Analogue speech recognition based on physical computing

Abstract

With the rise of decentralized computing, such as in the Internet of Things, autonomous driving and personalized healthcare, it is increasingly important to process time-dependent signals ‘at the edge’ efficiently: right at the place where the temporal data are collected, avoiding time-consuming, insecure and costly communication with a centralized computing facility (or ‘cloud’). However, modern-day processors often cannot meet the restrained power and time budgets of edge systems because of intrinsic limitations imposed by their architecture (von Neumann bottleneck) or domain conversions (analogue to digital and time to frequency).

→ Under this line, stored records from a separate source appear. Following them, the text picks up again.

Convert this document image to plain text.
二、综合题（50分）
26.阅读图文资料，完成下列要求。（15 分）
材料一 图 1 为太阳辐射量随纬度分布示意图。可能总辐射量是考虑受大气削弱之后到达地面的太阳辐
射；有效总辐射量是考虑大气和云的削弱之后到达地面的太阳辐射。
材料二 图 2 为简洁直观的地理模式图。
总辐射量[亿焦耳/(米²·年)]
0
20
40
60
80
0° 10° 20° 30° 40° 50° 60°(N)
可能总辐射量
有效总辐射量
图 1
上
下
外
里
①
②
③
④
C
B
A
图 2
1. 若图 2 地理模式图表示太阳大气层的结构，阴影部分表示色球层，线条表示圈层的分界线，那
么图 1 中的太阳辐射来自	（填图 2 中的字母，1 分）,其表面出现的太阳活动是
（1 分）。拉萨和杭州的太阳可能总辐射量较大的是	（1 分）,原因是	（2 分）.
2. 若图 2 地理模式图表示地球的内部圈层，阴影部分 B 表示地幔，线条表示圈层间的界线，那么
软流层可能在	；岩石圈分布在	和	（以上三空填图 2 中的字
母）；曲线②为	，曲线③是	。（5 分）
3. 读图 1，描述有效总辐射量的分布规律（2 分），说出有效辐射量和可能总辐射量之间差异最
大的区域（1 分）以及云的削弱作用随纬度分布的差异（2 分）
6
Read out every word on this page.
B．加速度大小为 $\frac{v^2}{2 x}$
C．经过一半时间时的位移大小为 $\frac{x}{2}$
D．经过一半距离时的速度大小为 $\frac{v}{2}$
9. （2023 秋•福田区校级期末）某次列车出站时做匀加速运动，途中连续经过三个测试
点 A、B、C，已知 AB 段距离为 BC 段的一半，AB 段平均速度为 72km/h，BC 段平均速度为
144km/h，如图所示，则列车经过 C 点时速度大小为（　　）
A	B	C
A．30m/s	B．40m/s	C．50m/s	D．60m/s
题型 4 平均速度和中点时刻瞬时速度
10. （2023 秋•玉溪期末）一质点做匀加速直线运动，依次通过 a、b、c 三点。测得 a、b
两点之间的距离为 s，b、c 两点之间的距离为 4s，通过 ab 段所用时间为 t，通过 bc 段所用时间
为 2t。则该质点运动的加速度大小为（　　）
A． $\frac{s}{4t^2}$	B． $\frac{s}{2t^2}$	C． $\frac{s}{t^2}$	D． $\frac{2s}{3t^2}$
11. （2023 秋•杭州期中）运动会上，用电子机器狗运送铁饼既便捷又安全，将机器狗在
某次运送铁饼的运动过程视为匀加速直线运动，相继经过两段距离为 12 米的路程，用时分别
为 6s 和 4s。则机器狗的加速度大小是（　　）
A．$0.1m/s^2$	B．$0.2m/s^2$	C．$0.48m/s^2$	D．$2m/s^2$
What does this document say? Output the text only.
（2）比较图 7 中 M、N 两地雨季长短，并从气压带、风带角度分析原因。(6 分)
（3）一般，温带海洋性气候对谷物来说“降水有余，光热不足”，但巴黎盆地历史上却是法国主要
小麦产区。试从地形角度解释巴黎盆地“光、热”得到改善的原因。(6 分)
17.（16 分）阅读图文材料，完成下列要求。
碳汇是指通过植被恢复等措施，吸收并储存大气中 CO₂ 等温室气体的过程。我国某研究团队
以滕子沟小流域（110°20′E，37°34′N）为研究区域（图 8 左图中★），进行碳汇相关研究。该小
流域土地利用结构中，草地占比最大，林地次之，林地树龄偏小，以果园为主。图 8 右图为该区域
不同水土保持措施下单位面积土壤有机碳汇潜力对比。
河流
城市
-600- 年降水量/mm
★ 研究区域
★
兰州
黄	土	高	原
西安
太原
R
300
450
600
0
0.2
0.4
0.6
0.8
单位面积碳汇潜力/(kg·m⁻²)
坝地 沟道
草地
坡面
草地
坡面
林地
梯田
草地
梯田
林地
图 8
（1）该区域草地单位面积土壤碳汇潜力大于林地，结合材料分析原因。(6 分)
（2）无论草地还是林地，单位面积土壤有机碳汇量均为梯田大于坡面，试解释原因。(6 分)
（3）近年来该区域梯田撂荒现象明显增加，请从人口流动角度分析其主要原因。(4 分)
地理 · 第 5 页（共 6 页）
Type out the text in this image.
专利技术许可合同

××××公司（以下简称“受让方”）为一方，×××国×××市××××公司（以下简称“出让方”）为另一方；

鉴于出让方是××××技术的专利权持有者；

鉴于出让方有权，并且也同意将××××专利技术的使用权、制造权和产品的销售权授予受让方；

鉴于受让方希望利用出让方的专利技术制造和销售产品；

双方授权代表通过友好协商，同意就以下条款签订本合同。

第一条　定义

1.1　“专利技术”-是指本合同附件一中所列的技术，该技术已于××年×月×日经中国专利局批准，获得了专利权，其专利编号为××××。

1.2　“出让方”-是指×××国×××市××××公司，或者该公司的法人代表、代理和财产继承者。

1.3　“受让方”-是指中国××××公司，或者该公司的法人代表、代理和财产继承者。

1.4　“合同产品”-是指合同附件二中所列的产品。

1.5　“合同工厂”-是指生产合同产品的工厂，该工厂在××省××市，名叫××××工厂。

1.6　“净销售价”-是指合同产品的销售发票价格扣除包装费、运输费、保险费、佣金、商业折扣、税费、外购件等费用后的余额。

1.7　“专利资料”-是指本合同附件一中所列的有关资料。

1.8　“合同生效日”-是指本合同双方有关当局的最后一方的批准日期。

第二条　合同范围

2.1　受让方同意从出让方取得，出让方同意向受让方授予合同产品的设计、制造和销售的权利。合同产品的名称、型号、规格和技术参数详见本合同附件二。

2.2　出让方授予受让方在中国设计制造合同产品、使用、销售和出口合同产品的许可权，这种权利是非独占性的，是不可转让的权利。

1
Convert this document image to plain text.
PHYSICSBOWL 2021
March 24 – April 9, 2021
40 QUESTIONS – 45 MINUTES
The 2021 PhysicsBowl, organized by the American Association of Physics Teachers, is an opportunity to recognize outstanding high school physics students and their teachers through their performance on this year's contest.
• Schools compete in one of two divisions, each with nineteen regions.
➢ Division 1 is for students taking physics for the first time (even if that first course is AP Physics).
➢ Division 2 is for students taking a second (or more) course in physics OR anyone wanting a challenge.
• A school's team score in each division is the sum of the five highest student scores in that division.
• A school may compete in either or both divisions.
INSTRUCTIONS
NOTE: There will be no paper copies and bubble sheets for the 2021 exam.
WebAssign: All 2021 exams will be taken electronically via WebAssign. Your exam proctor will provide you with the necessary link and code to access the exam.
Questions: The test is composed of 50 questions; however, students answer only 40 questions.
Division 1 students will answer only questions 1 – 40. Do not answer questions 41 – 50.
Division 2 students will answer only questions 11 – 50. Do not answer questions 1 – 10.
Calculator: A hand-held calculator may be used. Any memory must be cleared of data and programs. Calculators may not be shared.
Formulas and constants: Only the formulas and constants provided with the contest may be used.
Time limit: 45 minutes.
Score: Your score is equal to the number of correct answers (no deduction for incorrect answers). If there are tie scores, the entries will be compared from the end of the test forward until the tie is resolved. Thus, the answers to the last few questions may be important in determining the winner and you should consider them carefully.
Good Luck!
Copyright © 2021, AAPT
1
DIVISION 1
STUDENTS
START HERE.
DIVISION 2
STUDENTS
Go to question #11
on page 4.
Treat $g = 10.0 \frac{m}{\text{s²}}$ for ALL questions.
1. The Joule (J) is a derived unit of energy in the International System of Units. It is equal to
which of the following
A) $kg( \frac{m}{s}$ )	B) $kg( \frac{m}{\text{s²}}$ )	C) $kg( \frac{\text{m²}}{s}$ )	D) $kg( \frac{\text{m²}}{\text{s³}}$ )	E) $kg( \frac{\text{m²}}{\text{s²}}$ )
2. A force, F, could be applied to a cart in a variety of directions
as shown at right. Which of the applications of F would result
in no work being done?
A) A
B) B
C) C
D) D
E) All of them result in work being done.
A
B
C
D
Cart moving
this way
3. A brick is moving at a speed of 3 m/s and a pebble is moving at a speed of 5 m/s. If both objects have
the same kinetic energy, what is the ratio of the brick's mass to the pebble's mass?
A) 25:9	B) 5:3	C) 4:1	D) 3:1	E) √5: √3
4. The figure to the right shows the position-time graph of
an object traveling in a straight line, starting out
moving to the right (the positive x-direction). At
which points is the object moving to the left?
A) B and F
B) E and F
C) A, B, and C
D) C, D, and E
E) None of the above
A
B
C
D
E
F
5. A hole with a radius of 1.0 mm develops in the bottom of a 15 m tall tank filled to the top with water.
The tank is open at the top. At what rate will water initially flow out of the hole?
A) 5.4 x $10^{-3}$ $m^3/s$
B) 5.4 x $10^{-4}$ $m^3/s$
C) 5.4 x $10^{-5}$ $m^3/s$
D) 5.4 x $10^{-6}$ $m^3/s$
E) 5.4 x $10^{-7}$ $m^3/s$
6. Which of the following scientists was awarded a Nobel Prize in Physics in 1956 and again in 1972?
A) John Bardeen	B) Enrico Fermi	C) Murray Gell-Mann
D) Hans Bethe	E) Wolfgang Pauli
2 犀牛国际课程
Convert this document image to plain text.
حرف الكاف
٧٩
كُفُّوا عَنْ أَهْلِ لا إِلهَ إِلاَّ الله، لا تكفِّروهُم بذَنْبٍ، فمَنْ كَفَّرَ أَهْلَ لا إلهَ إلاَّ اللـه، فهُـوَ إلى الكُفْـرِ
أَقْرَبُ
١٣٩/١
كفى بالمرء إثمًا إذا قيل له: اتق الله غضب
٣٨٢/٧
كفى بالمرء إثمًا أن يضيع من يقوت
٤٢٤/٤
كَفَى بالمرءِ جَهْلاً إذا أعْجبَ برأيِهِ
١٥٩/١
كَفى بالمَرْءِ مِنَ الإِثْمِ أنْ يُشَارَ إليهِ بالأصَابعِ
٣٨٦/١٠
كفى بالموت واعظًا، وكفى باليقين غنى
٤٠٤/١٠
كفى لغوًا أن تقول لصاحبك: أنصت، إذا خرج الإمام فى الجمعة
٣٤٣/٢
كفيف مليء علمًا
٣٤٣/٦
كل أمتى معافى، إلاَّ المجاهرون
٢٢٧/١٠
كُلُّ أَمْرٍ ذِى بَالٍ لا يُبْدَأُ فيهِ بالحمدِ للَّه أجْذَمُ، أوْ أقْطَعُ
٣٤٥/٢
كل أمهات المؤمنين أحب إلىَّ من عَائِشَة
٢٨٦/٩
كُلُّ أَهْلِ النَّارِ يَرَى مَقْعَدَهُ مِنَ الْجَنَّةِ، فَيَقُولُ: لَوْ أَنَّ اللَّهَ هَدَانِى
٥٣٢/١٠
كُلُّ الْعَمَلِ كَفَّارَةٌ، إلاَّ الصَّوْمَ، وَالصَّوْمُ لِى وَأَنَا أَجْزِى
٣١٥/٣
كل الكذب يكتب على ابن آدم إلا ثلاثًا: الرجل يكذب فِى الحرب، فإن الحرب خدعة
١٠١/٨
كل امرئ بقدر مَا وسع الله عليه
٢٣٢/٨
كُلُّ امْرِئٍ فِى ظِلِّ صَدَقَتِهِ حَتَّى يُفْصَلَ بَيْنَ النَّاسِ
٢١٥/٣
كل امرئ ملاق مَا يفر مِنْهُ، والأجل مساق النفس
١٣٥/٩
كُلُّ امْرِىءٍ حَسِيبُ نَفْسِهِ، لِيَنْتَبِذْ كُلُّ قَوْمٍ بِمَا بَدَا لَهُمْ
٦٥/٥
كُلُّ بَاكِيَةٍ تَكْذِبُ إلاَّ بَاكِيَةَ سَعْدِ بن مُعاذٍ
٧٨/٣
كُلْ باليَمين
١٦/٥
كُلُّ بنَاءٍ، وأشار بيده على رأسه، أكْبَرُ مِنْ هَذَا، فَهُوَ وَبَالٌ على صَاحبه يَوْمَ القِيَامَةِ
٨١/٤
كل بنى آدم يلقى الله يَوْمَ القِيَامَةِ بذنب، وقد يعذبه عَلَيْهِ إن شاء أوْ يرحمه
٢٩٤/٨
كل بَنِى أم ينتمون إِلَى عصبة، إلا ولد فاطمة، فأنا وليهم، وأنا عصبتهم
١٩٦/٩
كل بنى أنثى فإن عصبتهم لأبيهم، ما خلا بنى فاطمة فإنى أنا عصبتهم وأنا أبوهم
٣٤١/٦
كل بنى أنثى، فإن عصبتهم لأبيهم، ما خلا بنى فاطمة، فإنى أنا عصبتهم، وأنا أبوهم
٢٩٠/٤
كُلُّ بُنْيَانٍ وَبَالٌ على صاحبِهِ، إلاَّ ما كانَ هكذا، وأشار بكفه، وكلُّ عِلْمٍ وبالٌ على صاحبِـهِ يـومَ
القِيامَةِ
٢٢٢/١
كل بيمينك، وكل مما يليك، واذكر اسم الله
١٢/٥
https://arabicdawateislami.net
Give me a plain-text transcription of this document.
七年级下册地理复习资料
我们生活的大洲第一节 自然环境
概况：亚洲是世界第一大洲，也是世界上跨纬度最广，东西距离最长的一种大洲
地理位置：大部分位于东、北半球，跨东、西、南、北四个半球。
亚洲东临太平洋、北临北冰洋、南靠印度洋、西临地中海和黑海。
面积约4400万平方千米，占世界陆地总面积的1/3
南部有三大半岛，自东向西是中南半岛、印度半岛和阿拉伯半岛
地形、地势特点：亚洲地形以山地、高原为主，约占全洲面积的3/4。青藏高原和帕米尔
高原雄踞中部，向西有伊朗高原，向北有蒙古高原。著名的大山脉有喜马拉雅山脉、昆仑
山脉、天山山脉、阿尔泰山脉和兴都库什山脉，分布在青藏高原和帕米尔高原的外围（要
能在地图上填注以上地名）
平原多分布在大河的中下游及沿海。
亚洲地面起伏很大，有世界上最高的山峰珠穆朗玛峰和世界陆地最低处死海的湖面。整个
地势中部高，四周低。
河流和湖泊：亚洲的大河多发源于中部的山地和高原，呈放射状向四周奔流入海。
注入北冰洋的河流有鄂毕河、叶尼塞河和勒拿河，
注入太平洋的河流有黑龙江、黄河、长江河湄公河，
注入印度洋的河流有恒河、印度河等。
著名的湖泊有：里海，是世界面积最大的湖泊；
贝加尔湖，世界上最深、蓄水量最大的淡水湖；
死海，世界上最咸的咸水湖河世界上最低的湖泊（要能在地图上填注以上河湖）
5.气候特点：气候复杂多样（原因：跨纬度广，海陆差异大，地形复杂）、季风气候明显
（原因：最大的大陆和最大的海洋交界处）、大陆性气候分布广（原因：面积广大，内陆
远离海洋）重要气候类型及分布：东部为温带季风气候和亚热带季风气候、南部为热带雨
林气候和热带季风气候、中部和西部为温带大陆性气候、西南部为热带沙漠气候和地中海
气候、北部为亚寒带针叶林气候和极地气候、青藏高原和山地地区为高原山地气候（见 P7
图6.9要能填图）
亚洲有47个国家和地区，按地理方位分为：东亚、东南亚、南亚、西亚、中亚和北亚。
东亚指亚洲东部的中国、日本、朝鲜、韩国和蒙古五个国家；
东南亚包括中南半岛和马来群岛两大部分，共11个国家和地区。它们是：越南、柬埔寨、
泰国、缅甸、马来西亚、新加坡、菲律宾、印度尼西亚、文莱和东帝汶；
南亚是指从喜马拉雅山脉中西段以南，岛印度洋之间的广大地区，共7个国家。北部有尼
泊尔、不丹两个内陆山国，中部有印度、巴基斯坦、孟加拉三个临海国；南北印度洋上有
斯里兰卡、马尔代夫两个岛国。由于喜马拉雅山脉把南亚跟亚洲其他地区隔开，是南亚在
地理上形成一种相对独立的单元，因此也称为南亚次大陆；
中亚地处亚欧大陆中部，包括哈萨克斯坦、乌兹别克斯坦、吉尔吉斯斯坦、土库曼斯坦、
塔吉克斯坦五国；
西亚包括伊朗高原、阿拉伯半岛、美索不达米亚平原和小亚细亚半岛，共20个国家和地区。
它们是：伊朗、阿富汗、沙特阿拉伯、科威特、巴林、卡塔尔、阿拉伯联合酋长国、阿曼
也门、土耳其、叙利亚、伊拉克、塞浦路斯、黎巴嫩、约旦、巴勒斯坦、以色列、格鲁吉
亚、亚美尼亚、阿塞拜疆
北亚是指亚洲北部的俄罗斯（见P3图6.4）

Here we propose an edge temporal-signal processor based on two in-materia computing systems for both feature extraction and classification, reaching near-software accuracy for the TI-46-Word1 and Google Speech Commands2 datasets. First, a nonlinear, room-temperature reconfigurable-nonlinear-processing-unit3,4 layer realizes analogue, time-domain feature extraction from the raw audio signals, similar to the human cochlea. Second, an analogue in-memory computing chip5, consisting of memristive crossbar arrays, implements a compact neural network trained on the extracted features for classification. With submillisecond latency, reconfigurable-nonlinear-processing-unit-based feature extraction consuming roughly 300 nJ per inference, and the analogue in-memory computing-based classifier using around 78 µJ (with potential for roughly 10 µJ)6, our findings offer a promising avenue for advancing the compactness, efficiency and performance of heterogeneous smart edge processors through in materia computing hardware.